As mentioned by my previous blog post, fallback fonts can have a significant impact on the CLS portion of the Web Vitals score. Your main font is a web font from somewhere like Google fonts, but browsers may take some time to fully load it so the page does the initial render with a fallback font and then swap in the web font once it is ready. The closer your fallback font is to the web font, the less the page will shift and the lower the impact on your CLS score. You may have selected one fallback font because it most closely resembles your web font, but something about it isn't quite identical and you see a visible shift during testing. The first tool to try is using @font-face and adjusting some of the CSS properties such as letter spacing, but it will only get you so far because there are some elements of the fallback font which can't be changed with existing CSS. That's where the horribly named font metrics override descriptors (or f-mods) come in.

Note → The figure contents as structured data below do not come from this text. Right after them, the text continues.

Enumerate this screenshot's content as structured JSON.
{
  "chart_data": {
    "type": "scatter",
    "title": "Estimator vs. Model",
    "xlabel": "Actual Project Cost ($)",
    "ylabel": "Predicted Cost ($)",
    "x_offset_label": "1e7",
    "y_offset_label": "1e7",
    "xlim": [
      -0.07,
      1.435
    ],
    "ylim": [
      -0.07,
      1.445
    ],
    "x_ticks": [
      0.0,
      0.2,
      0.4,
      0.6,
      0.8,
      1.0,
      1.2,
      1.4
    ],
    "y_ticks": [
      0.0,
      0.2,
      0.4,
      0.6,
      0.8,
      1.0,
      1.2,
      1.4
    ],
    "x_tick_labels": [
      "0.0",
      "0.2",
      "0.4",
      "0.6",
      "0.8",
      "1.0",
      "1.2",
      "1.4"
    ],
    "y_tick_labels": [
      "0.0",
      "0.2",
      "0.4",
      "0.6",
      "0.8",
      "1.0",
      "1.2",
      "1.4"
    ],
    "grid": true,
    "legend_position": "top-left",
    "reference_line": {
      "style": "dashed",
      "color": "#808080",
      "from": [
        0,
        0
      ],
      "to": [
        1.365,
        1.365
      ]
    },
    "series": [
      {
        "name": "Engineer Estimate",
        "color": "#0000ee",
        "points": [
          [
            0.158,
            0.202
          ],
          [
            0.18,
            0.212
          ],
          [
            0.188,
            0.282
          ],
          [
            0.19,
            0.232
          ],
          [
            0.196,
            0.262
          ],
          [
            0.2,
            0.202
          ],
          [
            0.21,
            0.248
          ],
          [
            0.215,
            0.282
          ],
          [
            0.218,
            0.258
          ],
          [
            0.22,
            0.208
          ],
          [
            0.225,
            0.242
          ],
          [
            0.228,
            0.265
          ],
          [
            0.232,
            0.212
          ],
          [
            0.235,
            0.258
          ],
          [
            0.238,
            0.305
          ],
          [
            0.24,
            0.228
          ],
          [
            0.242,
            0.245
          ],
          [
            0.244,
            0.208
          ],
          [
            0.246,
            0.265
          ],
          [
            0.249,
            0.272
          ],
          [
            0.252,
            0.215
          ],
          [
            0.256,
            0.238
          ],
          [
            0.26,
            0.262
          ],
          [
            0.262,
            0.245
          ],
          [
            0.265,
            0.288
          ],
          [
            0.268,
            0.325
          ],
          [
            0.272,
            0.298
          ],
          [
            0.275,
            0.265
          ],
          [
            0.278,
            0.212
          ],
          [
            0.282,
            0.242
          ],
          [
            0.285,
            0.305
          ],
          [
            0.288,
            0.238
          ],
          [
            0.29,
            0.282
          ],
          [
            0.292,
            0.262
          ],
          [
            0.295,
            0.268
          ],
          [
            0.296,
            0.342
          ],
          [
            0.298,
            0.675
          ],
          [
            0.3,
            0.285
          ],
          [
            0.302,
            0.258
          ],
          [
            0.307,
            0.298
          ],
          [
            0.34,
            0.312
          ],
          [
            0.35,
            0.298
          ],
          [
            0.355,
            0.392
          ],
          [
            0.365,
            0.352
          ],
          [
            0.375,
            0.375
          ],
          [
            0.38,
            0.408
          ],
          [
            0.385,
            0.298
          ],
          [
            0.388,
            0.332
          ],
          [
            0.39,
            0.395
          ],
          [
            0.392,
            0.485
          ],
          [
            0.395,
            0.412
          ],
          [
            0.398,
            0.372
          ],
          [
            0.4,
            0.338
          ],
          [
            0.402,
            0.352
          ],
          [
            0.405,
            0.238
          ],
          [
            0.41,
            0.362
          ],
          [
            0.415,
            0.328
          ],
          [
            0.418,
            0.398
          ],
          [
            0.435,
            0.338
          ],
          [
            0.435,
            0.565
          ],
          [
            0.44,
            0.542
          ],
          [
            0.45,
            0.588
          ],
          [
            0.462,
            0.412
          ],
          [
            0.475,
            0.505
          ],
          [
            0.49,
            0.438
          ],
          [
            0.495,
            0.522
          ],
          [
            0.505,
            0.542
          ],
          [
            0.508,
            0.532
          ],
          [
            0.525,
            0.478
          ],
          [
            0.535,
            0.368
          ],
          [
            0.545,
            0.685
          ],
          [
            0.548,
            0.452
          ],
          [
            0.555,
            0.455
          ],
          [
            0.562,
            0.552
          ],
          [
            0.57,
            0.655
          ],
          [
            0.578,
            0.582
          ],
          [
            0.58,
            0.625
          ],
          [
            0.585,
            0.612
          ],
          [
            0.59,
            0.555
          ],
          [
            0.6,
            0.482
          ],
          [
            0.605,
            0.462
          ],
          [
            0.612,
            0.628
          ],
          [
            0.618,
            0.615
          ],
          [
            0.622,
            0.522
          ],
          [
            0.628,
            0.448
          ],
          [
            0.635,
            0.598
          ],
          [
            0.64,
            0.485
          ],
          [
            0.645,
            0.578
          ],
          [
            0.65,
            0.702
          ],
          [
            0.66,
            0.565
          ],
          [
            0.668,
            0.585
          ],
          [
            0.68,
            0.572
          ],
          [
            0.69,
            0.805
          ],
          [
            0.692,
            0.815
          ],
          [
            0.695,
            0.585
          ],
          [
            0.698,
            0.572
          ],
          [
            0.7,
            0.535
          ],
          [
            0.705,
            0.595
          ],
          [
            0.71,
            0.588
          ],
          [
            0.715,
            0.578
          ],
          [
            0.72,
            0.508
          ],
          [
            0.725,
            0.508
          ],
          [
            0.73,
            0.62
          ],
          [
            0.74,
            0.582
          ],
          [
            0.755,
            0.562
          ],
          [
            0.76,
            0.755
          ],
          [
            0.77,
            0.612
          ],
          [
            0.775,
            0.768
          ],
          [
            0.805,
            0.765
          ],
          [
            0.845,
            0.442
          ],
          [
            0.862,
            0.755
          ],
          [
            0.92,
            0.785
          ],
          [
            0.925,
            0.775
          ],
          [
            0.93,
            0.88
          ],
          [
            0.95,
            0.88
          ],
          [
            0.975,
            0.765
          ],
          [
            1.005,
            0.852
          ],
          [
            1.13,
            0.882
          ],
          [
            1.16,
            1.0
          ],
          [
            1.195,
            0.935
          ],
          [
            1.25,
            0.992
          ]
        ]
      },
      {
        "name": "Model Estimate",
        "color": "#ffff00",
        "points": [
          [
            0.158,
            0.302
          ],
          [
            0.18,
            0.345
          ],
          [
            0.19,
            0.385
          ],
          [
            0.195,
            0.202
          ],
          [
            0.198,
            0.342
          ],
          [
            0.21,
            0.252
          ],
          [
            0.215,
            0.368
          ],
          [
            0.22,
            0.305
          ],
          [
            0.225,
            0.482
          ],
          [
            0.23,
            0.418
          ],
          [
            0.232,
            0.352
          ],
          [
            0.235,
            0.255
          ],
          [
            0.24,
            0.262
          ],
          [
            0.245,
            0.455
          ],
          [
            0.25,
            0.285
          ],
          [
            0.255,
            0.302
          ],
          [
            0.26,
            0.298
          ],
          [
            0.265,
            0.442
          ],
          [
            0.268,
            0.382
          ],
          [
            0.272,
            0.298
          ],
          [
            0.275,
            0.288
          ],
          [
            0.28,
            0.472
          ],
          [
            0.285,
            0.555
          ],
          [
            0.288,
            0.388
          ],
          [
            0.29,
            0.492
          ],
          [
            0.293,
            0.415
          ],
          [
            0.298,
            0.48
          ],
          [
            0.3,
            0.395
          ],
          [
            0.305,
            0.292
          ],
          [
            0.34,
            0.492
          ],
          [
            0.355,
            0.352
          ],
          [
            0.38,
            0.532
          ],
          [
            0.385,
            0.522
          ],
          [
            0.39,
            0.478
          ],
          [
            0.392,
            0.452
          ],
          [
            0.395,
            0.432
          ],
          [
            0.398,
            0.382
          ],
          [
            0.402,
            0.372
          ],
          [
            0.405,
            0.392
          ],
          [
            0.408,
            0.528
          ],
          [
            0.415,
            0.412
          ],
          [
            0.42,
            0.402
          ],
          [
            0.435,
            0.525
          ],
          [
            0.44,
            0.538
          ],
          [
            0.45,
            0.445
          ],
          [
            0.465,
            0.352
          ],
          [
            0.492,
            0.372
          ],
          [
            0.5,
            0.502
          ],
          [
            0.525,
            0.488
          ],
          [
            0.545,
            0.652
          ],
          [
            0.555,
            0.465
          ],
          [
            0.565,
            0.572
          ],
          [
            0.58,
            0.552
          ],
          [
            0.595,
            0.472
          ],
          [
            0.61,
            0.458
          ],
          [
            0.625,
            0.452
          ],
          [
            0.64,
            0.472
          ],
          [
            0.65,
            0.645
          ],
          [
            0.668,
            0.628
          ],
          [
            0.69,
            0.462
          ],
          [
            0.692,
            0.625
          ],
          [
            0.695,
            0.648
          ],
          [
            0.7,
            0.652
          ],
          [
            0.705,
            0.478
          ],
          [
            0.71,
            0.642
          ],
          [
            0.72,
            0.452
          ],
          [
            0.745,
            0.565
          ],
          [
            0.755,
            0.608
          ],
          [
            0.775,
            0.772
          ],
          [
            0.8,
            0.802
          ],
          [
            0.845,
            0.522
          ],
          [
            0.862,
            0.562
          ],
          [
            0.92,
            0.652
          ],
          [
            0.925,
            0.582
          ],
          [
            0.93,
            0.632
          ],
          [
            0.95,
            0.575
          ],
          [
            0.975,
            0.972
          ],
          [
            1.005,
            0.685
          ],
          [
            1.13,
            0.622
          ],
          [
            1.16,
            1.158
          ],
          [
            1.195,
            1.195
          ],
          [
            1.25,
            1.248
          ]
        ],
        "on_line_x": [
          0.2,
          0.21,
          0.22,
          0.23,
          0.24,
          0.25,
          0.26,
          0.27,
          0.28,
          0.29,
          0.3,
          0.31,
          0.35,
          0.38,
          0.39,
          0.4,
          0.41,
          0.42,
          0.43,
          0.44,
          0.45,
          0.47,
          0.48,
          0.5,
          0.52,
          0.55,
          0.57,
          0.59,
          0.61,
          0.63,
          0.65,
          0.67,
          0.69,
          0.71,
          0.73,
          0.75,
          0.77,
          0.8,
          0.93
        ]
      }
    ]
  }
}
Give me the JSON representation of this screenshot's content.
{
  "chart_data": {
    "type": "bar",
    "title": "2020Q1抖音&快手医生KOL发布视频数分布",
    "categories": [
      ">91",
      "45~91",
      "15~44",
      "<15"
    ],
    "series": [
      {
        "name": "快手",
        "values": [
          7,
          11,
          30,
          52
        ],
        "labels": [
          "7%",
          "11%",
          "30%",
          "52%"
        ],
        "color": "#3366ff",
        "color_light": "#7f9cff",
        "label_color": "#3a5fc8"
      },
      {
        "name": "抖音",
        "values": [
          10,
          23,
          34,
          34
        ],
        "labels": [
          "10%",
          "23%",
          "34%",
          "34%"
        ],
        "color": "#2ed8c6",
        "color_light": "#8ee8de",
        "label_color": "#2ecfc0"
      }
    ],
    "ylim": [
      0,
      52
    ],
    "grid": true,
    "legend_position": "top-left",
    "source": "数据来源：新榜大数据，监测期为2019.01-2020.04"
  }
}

F-mods are a set of @font-face descriptors added in Chrome 87 which allow changing some of the subtle font differences to try and make the fallback font hold the same space as the web font. I am not a font expert by any means, so I apologize if this could be more accurately described with better terminology. I would highly recommend watching one of the videos from Chrome Dev Summit 2020, Beyond Fast by Jake Archibald, which has an excellent brief segment on these.
Ascent-override - specifies the amount of the font which appears above the baseline.
Descent-override - specifies the amount of the font which appears below the baseline.
Line-gap-override - specifies the amount of whitespace gaps at the top and bottom of each line.